Joseph Emeras - Workload Traces Analysis and Replay in Large Scale Distributed Platforms

Organisé par : 

Joseph Emeras

Intervenant : 

Joseph Emeras

Équipes : 
Information détaillée : 

- Lieu de soutenance : Grand Amphi INRIA

- Membres du Jury :

  • M. Dror FEITELSON, The Hebrew University, Jerusalem, Rapporteur
  • Mme Christine MORIN, INRIA, Examinateur
  • M. Denis TRYSTRAM, UJF, Examinateur
  • M. Yves DENNEULIN, Grenoble INP, Directeur de thèse
  • M. Olivier RICHARD, UJF, CoDirecteur de thèse
  • M. Christian PEREZ, INRIA, Rapporteur
  • M. Philippe DENIEL, CEA DAM
Résumé : 

High Performance Computing is preparing the era of the transition from Petascale to Exascale. Distributed computing systems are already facing new scalability problems due to the increasing number of computing resources to manage. It is now necessary to study in depth these systems and comprehend their behaviors, strengths and weaknesses to better build the next generation. The complexity of managing users applications on the resources conducted to the analysis of the workload the platform has to support, this to provide them an efficient service.

The need for workload comprehension has led to the collection of traces from production systems and to the proposal of a standard workload format. These contributions enabled the study of numerous of these traces. This also led to the construction of several models, based on the statistical analysis of the different workloads from the collection. Until recently, existing workload traces did not enabled researchers to study the consumption of resources by the jobs in a temporal way. This is now changing with the need for characterization of jobs consumption patterns. In the first part of this thesis we propose a study of existing workload traces. Then we contribute with an observation of cluster workloads with the consideration of the jobs resource consumptions over time. This highlights specific and unattended patterns in the usage of resources from users. Finally, we propose an extension of the former standard workload format that enables to add such temporal consumptions without loosing the benefit of the existing works.

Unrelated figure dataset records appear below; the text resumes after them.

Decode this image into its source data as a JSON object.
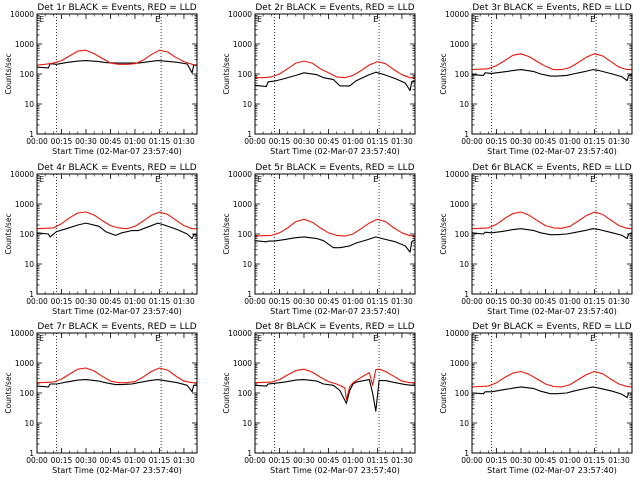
{
  "colors": {
    "events": "#000000",
    "lld": "#e8190e",
    "axis": "#000000",
    "background": "#ffffff"
  },
  "panel_layout": {
    "rows": 3,
    "columns": 3
  },
  "x_axis": {
    "ticks": [
      0,
      15,
      30,
      45,
      60,
      75,
      90
    ],
    "tick_labels": [
      "00:00",
      "00:15",
      "00:30",
      "00:45",
      "01:00",
      "01:15",
      "01:30"
    ],
    "xlim": [
      0,
      98
    ],
    "vlines": [
      12,
      76
    ]
  },
  "y_axis": {
    "scale": "log",
    "ylim": [
      1,
      10000
    ],
    "major_ticks": [
      1,
      10,
      100,
      1000,
      10000
    ],
    "tick_labels": [
      "1",
      "10",
      "100",
      "1000",
      "10000"
    ]
  },
  "corner_markers": [
    "E",
    "E"
  ],
  "chart_data": [
    {
      "type": "line",
      "panel": "1r",
      "title": "Det 1r BLACK = Events, RED = LLD",
      "xlabel": "Start Time (02-Mar-07 23:57:40)",
      "ylabel": "Counts/sec",
      "ylim": [
        1,
        10000
      ],
      "y_scale": "log",
      "series": [
        {
          "name": "Events",
          "color": "#000000",
          "x": [
            0,
            7,
            8,
            12,
            18,
            25,
            30,
            38,
            42,
            48,
            52,
            58,
            62,
            69,
            74,
            78,
            86,
            92,
            95,
            96,
            98
          ],
          "values": [
            170,
            160,
            220,
            210,
            240,
            270,
            280,
            260,
            240,
            230,
            230,
            230,
            230,
            260,
            280,
            270,
            245,
            215,
            110,
            200,
            190
          ]
        },
        {
          "name": "LLD",
          "color": "#e8190e",
          "x": [
            0,
            5,
            10,
            15,
            20,
            25,
            30,
            35,
            40,
            45,
            50,
            55,
            60,
            65,
            70,
            75,
            80,
            85,
            90,
            95,
            98
          ],
          "values": [
            200,
            210,
            230,
            280,
            400,
            580,
            620,
            480,
            330,
            230,
            210,
            210,
            220,
            290,
            440,
            620,
            540,
            360,
            260,
            210,
            200
          ]
        }
      ]
    },
    {
      "type": "line",
      "panel": "2r",
      "title": "Det 2r BLACK = Events, RED = LLD",
      "xlabel": "Start Time (02-Mar-07 23:57:40)",
      "ylabel": "Counts/sec",
      "ylim": [
        1,
        10000
      ],
      "y_scale": "log",
      "series": [
        {
          "name": "Events",
          "color": "#000000",
          "x": [
            0,
            7,
            8,
            12,
            18,
            25,
            30,
            38,
            42,
            48,
            52,
            58,
            62,
            69,
            74,
            78,
            86,
            92,
            95,
            96,
            98
          ],
          "values": [
            42,
            38,
            55,
            58,
            70,
            90,
            110,
            95,
            75,
            65,
            40,
            40,
            60,
            90,
            115,
            100,
            70,
            50,
            28,
            55,
            58
          ]
        },
        {
          "name": "LLD",
          "color": "#e8190e",
          "x": [
            0,
            5,
            10,
            15,
            20,
            25,
            30,
            35,
            40,
            45,
            50,
            55,
            60,
            65,
            70,
            75,
            80,
            85,
            90,
            95,
            98
          ],
          "values": [
            75,
            75,
            80,
            100,
            150,
            230,
            270,
            230,
            150,
            110,
            80,
            75,
            90,
            130,
            200,
            260,
            220,
            140,
            95,
            75,
            75
          ]
        }
      ]
    },
    {
      "type": "line",
      "panel": "3r",
      "title": "Det 3r BLACK = Events, RED = LLD",
      "xlabel": "Start Time (02-Mar-07 23:57:40)",
      "ylabel": "Counts/sec",
      "ylim": [
        1,
        10000
      ],
      "y_scale": "log",
      "series": [
        {
          "name": "Events",
          "color": "#000000",
          "x": [
            0,
            7,
            8,
            12,
            18,
            25,
            30,
            38,
            42,
            48,
            52,
            58,
            62,
            69,
            74,
            78,
            86,
            92,
            95,
            96,
            98
          ],
          "values": [
            95,
            90,
            110,
            105,
            115,
            130,
            140,
            120,
            100,
            85,
            85,
            90,
            100,
            120,
            140,
            130,
            100,
            80,
            60,
            90,
            95
          ]
        },
        {
          "name": "LLD",
          "color": "#e8190e",
          "x": [
            0,
            5,
            10,
            15,
            20,
            25,
            30,
            35,
            40,
            45,
            50,
            55,
            60,
            65,
            70,
            75,
            80,
            85,
            90,
            95,
            98
          ],
          "values": [
            140,
            145,
            150,
            190,
            280,
            420,
            470,
            380,
            260,
            180,
            140,
            140,
            165,
            240,
            360,
            470,
            400,
            260,
            170,
            140,
            140
          ]
        }
      ]
    },
    {
      "type": "line",
      "panel": "4r",
      "title": "Det 4r BLACK = Events, RED = LLD",
      "xlabel": "Start Time (02-Mar-07 23:57:40)",
      "ylabel": "Counts/sec",
      "ylim": [
        1,
        10000
      ],
      "y_scale": "log",
      "series": [
        {
          "name": "Events",
          "color": "#000000",
          "x": [
            0,
            7,
            8,
            12,
            18,
            25,
            30,
            38,
            42,
            48,
            52,
            58,
            62,
            69,
            74,
            78,
            86,
            92,
            95,
            96,
            98
          ],
          "values": [
            110,
            100,
            80,
            120,
            150,
            200,
            230,
            180,
            120,
            90,
            110,
            130,
            130,
            180,
            230,
            200,
            140,
            100,
            70,
            95,
            100
          ]
        },
        {
          "name": "LLD",
          "color": "#e8190e",
          "x": [
            0,
            5,
            10,
            15,
            20,
            25,
            30,
            35,
            40,
            45,
            50,
            55,
            60,
            65,
            70,
            75,
            80,
            85,
            90,
            95,
            98
          ],
          "values": [
            150,
            155,
            160,
            220,
            350,
            500,
            540,
            430,
            280,
            190,
            160,
            150,
            180,
            270,
            420,
            540,
            450,
            290,
            190,
            150,
            150
          ]
        }
      ]
    },
    {
      "type": "line",
      "panel": "5r",
      "title": "Det 5r BLACK = Events, RED = LLD",
      "xlabel": "Start Time (02-Mar-07 23:57:40)",
      "ylabel": "Counts/sec",
      "ylim": [
        1,
        10000
      ],
      "y_scale": "log",
      "series": [
        {
          "name": "Events",
          "color": "#000000",
          "x": [
            0,
            7,
            8,
            12,
            18,
            25,
            30,
            38,
            42,
            48,
            52,
            58,
            62,
            69,
            74,
            78,
            86,
            92,
            95,
            96,
            98
          ],
          "values": [
            60,
            55,
            58,
            58,
            65,
            75,
            80,
            70,
            60,
            35,
            35,
            40,
            50,
            65,
            80,
            70,
            55,
            40,
            25,
            55,
            65
          ]
        },
        {
          "name": "LLD",
          "color": "#e8190e",
          "x": [
            0,
            5,
            10,
            15,
            20,
            25,
            30,
            35,
            40,
            45,
            50,
            55,
            60,
            65,
            70,
            75,
            80,
            85,
            90,
            95,
            98
          ],
          "values": [
            85,
            88,
            90,
            110,
            160,
            260,
            310,
            250,
            160,
            110,
            90,
            85,
            100,
            150,
            230,
            310,
            260,
            160,
            110,
            88,
            85
          ]
        }
      ]
    },
    {
      "type": "line",
      "panel": "6r",
      "title": "Det 6r BLACK = Events, RED = LLD",
      "xlabel": "Start Time (02-Mar-07 23:57:40)",
      "ylabel": "Counts/sec",
      "ylim": [
        1,
        10000
      ],
      "y_scale": "log",
      "series": [
        {
          "name": "Events",
          "color": "#000000",
          "x": [
            0,
            7,
            8,
            12,
            18,
            25,
            30,
            38,
            42,
            48,
            52,
            58,
            62,
            69,
            74,
            78,
            86,
            92,
            95,
            96,
            98
          ],
          "values": [
            110,
            100,
            115,
            110,
            120,
            140,
            150,
            130,
            110,
            95,
            95,
            100,
            110,
            130,
            150,
            140,
            110,
            90,
            70,
            100,
            110
          ]
        },
        {
          "name": "LLD",
          "color": "#e8190e",
          "x": [
            0,
            5,
            10,
            15,
            20,
            25,
            30,
            35,
            40,
            45,
            50,
            55,
            60,
            65,
            70,
            75,
            80,
            85,
            90,
            95,
            98
          ],
          "values": [
            150,
            155,
            160,
            210,
            330,
            480,
            540,
            420,
            280,
            190,
            160,
            155,
            180,
            270,
            410,
            540,
            450,
            290,
            190,
            155,
            150
          ]
        }
      ]
    },
    {
      "type": "line",
      "panel": "7r",
      "title": "Det 7r BLACK = Events, RED = LLD",
      "xlabel": "Start Time (02-Mar-07 23:57:40)",
      "ylabel": "Counts/sec",
      "ylim": [
        1,
        10000
      ],
      "y_scale": "log",
      "series": [
        {
          "name": "Events",
          "color": "#000000",
          "x": [
            0,
            7,
            8,
            12,
            18,
            25,
            30,
            38,
            42,
            48,
            52,
            58,
            62,
            69,
            74,
            78,
            86,
            92,
            95,
            96,
            98
          ],
          "values": [
            170,
            160,
            200,
            200,
            230,
            270,
            280,
            250,
            220,
            190,
            190,
            200,
            220,
            260,
            280,
            260,
            220,
            180,
            110,
            180,
            180
          ]
        },
        {
          "name": "LLD",
          "color": "#e8190e",
          "x": [
            0,
            5,
            10,
            15,
            20,
            25,
            30,
            35,
            40,
            45,
            50,
            55,
            60,
            65,
            70,
            75,
            80,
            85,
            90,
            95,
            98
          ],
          "values": [
            220,
            225,
            230,
            290,
            430,
            620,
            680,
            540,
            360,
            250,
            220,
            220,
            240,
            340,
            520,
            680,
            580,
            370,
            250,
            220,
            220
          ]
        }
      ]
    },
    {
      "type": "line",
      "panel": "8r",
      "title": "Det 8r BLACK = Events, RED = LLD",
      "xlabel": "Start Time (02-Mar-07 23:57:40)",
      "ylabel": "Counts/sec",
      "ylim": [
        1,
        10000
      ],
      "y_scale": "log",
      "series": [
        {
          "name": "Events",
          "color": "#000000",
          "x": [
            0,
            7,
            8,
            12,
            18,
            25,
            30,
            38,
            42,
            48,
            52,
            56,
            58,
            60,
            62,
            70,
            72,
            74,
            76,
            80,
            86,
            92,
            96,
            98
          ],
          "values": [
            180,
            170,
            200,
            210,
            230,
            270,
            280,
            250,
            200,
            180,
            120,
            45,
            120,
            200,
            230,
            280,
            100,
            25,
            260,
            260,
            220,
            190,
            180,
            180
          ]
        },
        {
          "name": "LLD",
          "color": "#e8190e",
          "x": [
            0,
            5,
            10,
            15,
            20,
            25,
            30,
            35,
            40,
            45,
            50,
            55,
            56,
            58,
            60,
            65,
            70,
            72,
            74,
            76,
            80,
            85,
            90,
            95,
            98
          ],
          "values": [
            220,
            225,
            230,
            280,
            400,
            560,
            620,
            500,
            340,
            240,
            200,
            150,
            60,
            160,
            220,
            330,
            480,
            180,
            600,
            620,
            520,
            360,
            250,
            220,
            220
          ]
        }
      ]
    },
    {
      "type": "line",
      "panel": "9r",
      "title": "Det 9r BLACK = Events, RED = LLD",
      "xlabel": "Start Time (02-Mar-07 23:57:40)",
      "ylabel": "Counts/sec",
      "ylim": [
        1,
        10000
      ],
      "y_scale": "log",
      "series": [
        {
          "name": "Events",
          "color": "#000000",
          "x": [
            0,
            7,
            8,
            12,
            18,
            25,
            30,
            38,
            42,
            48,
            52,
            58,
            62,
            69,
            74,
            78,
            86,
            92,
            95,
            96,
            98
          ],
          "values": [
            100,
            95,
            110,
            110,
            125,
            145,
            160,
            140,
            115,
            95,
            95,
            100,
            115,
            140,
            160,
            145,
            115,
            90,
            70,
            100,
            100
          ]
        },
        {
          "name": "LLD",
          "color": "#e8190e",
          "x": [
            0,
            5,
            10,
            15,
            20,
            25,
            30,
            35,
            40,
            45,
            50,
            55,
            60,
            65,
            70,
            75,
            80,
            85,
            90,
            95,
            98
          ],
          "values": [
            160,
            165,
            170,
            220,
            330,
            460,
            520,
            420,
            290,
            200,
            165,
            160,
            190,
            280,
            410,
            520,
            440,
            290,
            200,
            165,
            160
          ]
        }
      ]
    }
  ]
}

Experimental approaches based on workload models have also served the goal of distributed systems evaluation. Existing models describe the average behavior of observed systems. However, although the study of average behaviors is essential for the understanding of distributed systems, the study of critical cases and particular scenarios is also necessary. This study would give a more complete view and understanding of the performance of resource and job management. In the second part of this thesis we propose an experimental method for performance evaluation of distributed systems based on the replay of production workload trace extracts. These extracts, replaced in their original context, enable to experiment the change of configuration of the system in an online workload and observe the different configurations results. Our technical contribution in this experimental approach is twofold. We propose a first tool to construct the environment in which the experimentation will take place, then we propose a second set of tools that automatize the experiment setup and that replay the trace extract within its original context.

Finally, these contributions conducted together, enable to gain a better knowledge of HPC platforms. As future works, the approach proposed in this thesis will serve as a basis to further study larger infrastructures.